Confiando en Dios ya no tememos, pues verdaderamente no hay nada de qué temer. Y cuando una persona ya no teme a su muerte, entonces ya por nada sentirá temor. Sólo entonces, cuando ya no tememos es cuando realmente comenzamos a vivir. Entonces verdaderamente experimentamos cada placer y cada dolor. Comenzamos a vivir y estamos agradecidos por cada momento de esta vida.

Un hombre que teme a la muerte es, en cierta manera, también temeroso de la vida, pero cuando la muerte pierde su rostro aterrador, cuando se convierte en un hecho valioso, entonces la vida merece ser vivida. Y cuando tienes algo por lo que vivir - un ideal, una meta, un sentimiento de fe- cuando la muerte llega, lo hace como un amigo bienvenido enviado para introducirnos en una nueva vida. Un nuevo nacimiento.
 
La vida conciente del hombre no termina con la muerte; simplemente asume una nueva forma - liberada del yugo de la carne material. El cuerpo podrá morir, pero el espíritu continúa viviendo. Podemos preguntarle al doctor, al biólogo y al neurólogo: ¿Qué le sucede a una persona que ha muerto? ¿Por qué permanece inmóvil? Ellos contestarán que el corazón paró de latir, cesó el suministro de sangre a la mente y cientos pequeños cambios químicos han ocurrido. Un organismo viviente ha sido transformado en un trozo de materia muerta. Lo que una vez fue un ser humano con aspiraciones, que pensaba, ahora no es nada más que un pellejo muerto.
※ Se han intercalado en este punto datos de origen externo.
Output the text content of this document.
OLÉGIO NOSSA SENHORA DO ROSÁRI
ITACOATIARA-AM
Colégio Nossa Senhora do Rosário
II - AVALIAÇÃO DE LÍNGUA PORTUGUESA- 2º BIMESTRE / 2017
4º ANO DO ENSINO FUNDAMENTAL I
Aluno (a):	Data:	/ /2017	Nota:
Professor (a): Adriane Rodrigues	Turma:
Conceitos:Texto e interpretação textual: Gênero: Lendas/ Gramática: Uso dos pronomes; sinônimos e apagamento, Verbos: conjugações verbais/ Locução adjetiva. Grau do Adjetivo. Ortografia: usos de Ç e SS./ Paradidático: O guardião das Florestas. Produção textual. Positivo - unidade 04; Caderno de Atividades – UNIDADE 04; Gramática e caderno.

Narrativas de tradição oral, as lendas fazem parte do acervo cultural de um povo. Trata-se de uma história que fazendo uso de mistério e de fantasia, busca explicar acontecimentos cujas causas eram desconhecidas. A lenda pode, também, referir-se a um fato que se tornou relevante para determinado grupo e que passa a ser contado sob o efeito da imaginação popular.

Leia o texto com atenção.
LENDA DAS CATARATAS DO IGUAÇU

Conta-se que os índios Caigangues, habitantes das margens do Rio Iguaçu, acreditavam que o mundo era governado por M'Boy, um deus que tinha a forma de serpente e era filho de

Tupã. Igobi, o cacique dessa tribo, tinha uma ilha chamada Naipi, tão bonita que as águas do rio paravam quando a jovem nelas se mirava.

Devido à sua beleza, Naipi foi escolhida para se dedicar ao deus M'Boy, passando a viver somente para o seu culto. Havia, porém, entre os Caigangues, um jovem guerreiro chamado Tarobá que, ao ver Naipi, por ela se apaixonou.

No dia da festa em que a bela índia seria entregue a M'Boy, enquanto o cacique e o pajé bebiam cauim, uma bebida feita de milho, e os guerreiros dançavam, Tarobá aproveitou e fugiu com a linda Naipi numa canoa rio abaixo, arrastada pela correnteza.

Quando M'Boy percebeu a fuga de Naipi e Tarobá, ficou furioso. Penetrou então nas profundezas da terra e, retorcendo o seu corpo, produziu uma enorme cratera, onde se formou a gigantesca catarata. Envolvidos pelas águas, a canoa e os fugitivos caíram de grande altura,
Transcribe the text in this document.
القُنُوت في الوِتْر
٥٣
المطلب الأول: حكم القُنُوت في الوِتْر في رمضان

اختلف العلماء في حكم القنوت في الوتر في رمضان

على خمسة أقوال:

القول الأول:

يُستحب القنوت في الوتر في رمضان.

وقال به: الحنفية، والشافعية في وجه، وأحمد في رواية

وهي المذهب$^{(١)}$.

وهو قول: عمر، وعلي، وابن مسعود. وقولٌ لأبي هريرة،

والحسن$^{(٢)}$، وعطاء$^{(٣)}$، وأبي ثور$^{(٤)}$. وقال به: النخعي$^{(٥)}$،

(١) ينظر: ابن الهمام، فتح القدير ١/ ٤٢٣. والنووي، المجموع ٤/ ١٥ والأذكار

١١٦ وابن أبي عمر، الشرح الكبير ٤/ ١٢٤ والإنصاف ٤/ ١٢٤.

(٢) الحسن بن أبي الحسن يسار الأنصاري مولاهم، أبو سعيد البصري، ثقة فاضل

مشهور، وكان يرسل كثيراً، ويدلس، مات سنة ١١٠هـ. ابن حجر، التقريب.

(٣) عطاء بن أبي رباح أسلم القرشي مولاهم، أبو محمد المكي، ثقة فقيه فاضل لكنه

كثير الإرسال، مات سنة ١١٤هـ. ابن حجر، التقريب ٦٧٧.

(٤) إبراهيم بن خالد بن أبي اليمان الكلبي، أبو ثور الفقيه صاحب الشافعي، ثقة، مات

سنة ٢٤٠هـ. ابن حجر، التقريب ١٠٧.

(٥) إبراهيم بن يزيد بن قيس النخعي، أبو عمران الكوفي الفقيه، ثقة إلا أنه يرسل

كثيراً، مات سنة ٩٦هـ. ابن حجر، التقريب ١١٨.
Mas contamos con la promesa de Dios de que esta representación es incompleta, de que el aliento de vida que creó al hombre sustentará al cuerpo y al alma, eternamente. Tal promesa le fue efectuada al profeta Isaías: "Pero vivirán Tus muertos. Los cadáveres de mi pueblo selevantarán. Despertad y cantad, vosotros que morais en el polvo" (Isaías 26:19) La misma promesa fue reconfirmada al profeta Daniel: "Y los muchos que duermen en el polvo de la tierra se despertarán, algunos para la vida eterna y otros para el oprobio eterno. Y los justos resplandecerán con la lucidez del firmamento y los que hallan vuelto a la justicia a muchos será, como las estrellas por siempre". (Daniel 12:2).

 
¿Qué sucede entonces cuando una persona muere? Nuestra observación de la muerte nos lleva a la visión del doctor, es decir, que el hombre se convierte simplemente en un cadáver. De hecho verdaderamente ocurren pequeños cambios químicos en el tejido de la corteza cerebral. Cuando esto sucede, el alma pierde todo contacto con el cuerpo - el mecanismo receptor está muerto. El alma, una entidad constituída de espíritu puro, de puro pensamiento, está ahora libre. La Biblia describe este fenómeno en el libro Eclesiastes: "El polvo retornará a la tierra como lo estaba, y el espíritu volverá a Dios Quien lo dio". (12:7). El cuerpo se deteriora y retorna a los elementos de la tierra.

 
No sabemos a qué se parece exactamente la vida después de la muerte. Lo sabremos cuando lleguemos allí. Lo que sí sabemos, sin embargo, es que Dios ha prometido una vida de recompensa Divina, de éxtasis sublime. Dios ha prometido que nada en la experiencia humana, ya sea a través de los sentidos o de la mente, puede compararse con el regocijo, la felicidad y el deleite que el alma de un hombre experimenta cuando está próxima a Dios en el mundo espiritual.

 
Concientizarse acerca de la propia muerte, suceda ahora o dentro de sesenta años, puede ser algo atemorizante y aterrador. Nos entristece y deprime imaginar que abandonamos todo a lo cual hemos dedicado nuestras vidas - nuestros hogares, nuestras fortunas y nuestros seres amados.

Pero hay una fórmula para evitarlo. Todo lo que debemos hacer es creer.

Todo lo que tenemos que hacer es recordar a Dios, recordar Su promesa, y recordar la existencia de nuestras almas.